Monongahela became home to many residents whose ancestors from Ono San Pietro immigrated to the area, beginning in the 1880s, when Italian water-powered industries offered few opportunities as compared to those in Mon Valley coal mines.


The relationship between the two municipalities was forged decades ago between former Monongahela Mayor John Moreschi, and Giuseppe Domenighini, while he was visiting his wife’s uncle, “Big” Louis Troncatti, who came to Monongahela in 1921.


“I love this city,” said Domenighini, before Monongahela Mayor Bob Kepics and Ono San Pietro Mayor Elena Broggi exchanged ceremonial keys to their cities in the gazebo at Chess Park on West Main Street.

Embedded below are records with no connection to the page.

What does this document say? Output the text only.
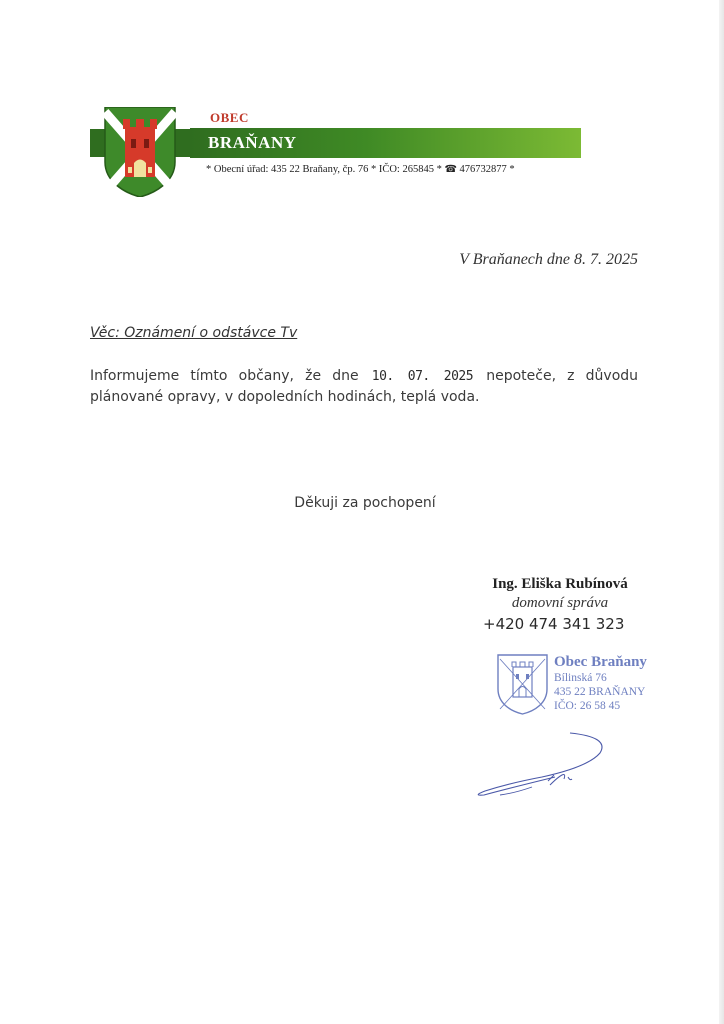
OBEC
BRAŇANY
* Obecní úřad: 435 22 Braňany, čp. 76 * IČO: 265845 * ☎ 476732877 *
V Braňanech dne 8. 7. 2025
Věc: Oznámení o odstávce Tv
Informujeme tímto občany, že dne 10. 07. 2025 nepoteče, z důvodu plánované opravy, v dopoledních hodinách, teplá voda.
Děkuji za pochopení
Ing. Eliška Rubínová
domovní správa
+420 474 341 323
Obec Braňany
Bílinská 76
435 22 BRAŇANY
IČO: 26 58 45
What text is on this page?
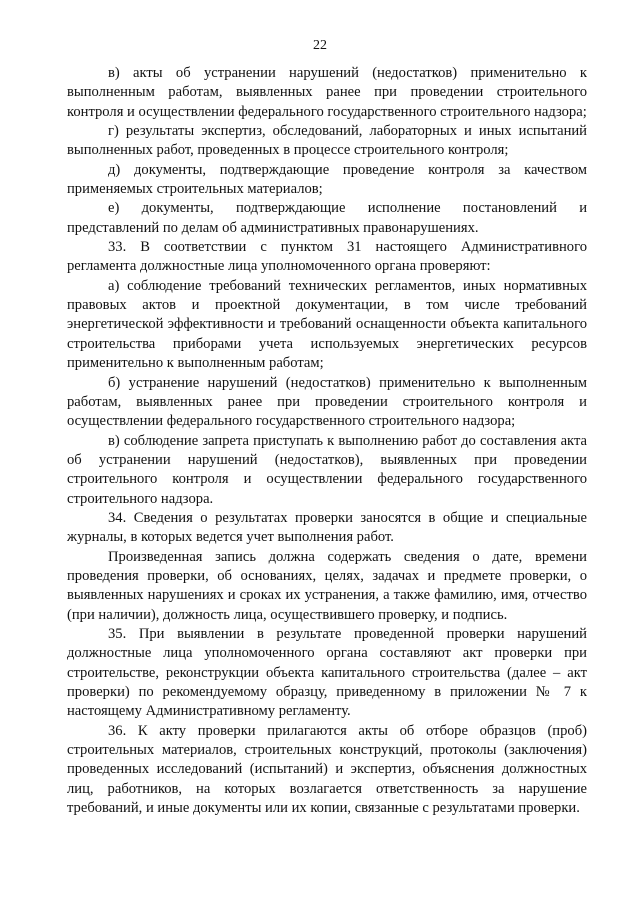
22

в) акты об устранении нарушений (недостатков) применительно к выполненным работам, выявленных ранее при проведении строительного контроля и осуществлении федерального государственного строительного надзора;

г) результаты экспертиз, обследований, лабораторных и иных испытаний выполненных работ, проведенных в процессе строительного контроля;

д) документы, подтверждающие проведение контроля за качеством применяемых строительных материалов;

е) документы, подтверждающие исполнение постановлений и представлений по делам об административных правонарушениях.

33. В соответствии с пунктом 31 настоящего Административного регламента должностные лица уполномоченного органа проверяют:

а) соблюдение требований технических регламентов, иных нормативных правовых актов и проектной документации, в том числе требований энергетической эффективности и требований оснащенности объекта капитального строительства приборами учета используемых энергетических ресурсов применительно к выполненным работам;

б) устранение нарушений (недостатков) применительно к выполненным работам, выявленных ранее при проведении строительного контроля и осуществлении федерального государственного строительного надзора;

в) соблюдение запрета приступать к выполнению работ до составления акта об устранении нарушений (недостатков), выявленных при проведении строительного контроля и осуществлении федерального государственного строительного надзора.

34. Сведения о результатах проверки заносятся в общие и специальные журналы, в которых ведется учет выполнения работ.

Произведенная запись должна содержать сведения о дате, времени проведения проверки, об основаниях, целях, задачах и предмете проверки, о выявленных нарушениях и сроках их устранения, а также фамилию, имя, отчество (при наличии), должность лица, осуществившего проверку, и подпись.

35. При выявлении в результате проведенной проверки нарушений должностные лица уполномоченного органа составляют акт проверки при строительстве, реконструкции объекта капитального строительства (далее – акт проверки) по рекомендуемому образцу, приведенному в приложении № 7 к настоящему Административному регламенту.

36. К акту проверки прилагаются акты об отборе образцов (проб) строительных материалов, строительных конструкций, протоколы (заключения) проведенных исследований (испытаний) и экспертиз, объяснения должностных лиц, работников, на которых возлагается ответственность за нарушение требований, и иные документы или их копии, связанные с результатами проверки.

“They are overwhelmed,” Kepics said, when asked what the visitors were saying in recent days about the Pittsburgh region.


They arrived Tuesday, toured Pittsburgh and have been visiting relatives before starting a three-day schedule of events that began Friday in Chess Park. A banquet is on the agenda, as well as tours of Monongahela Cemetery and the local historical society before the visitors embark for New York Monday.


Broggi said visiting Monongahela was viewed as something important by the council in her hometown, where 40 percent of its residents once immigrated to Monongahela.


“I am proud. The result is good,” she said through a translator.


She then extended an invitation for Kepics and residents of Monongahela to travel one day to Ono San Pietro for a similar ceremony.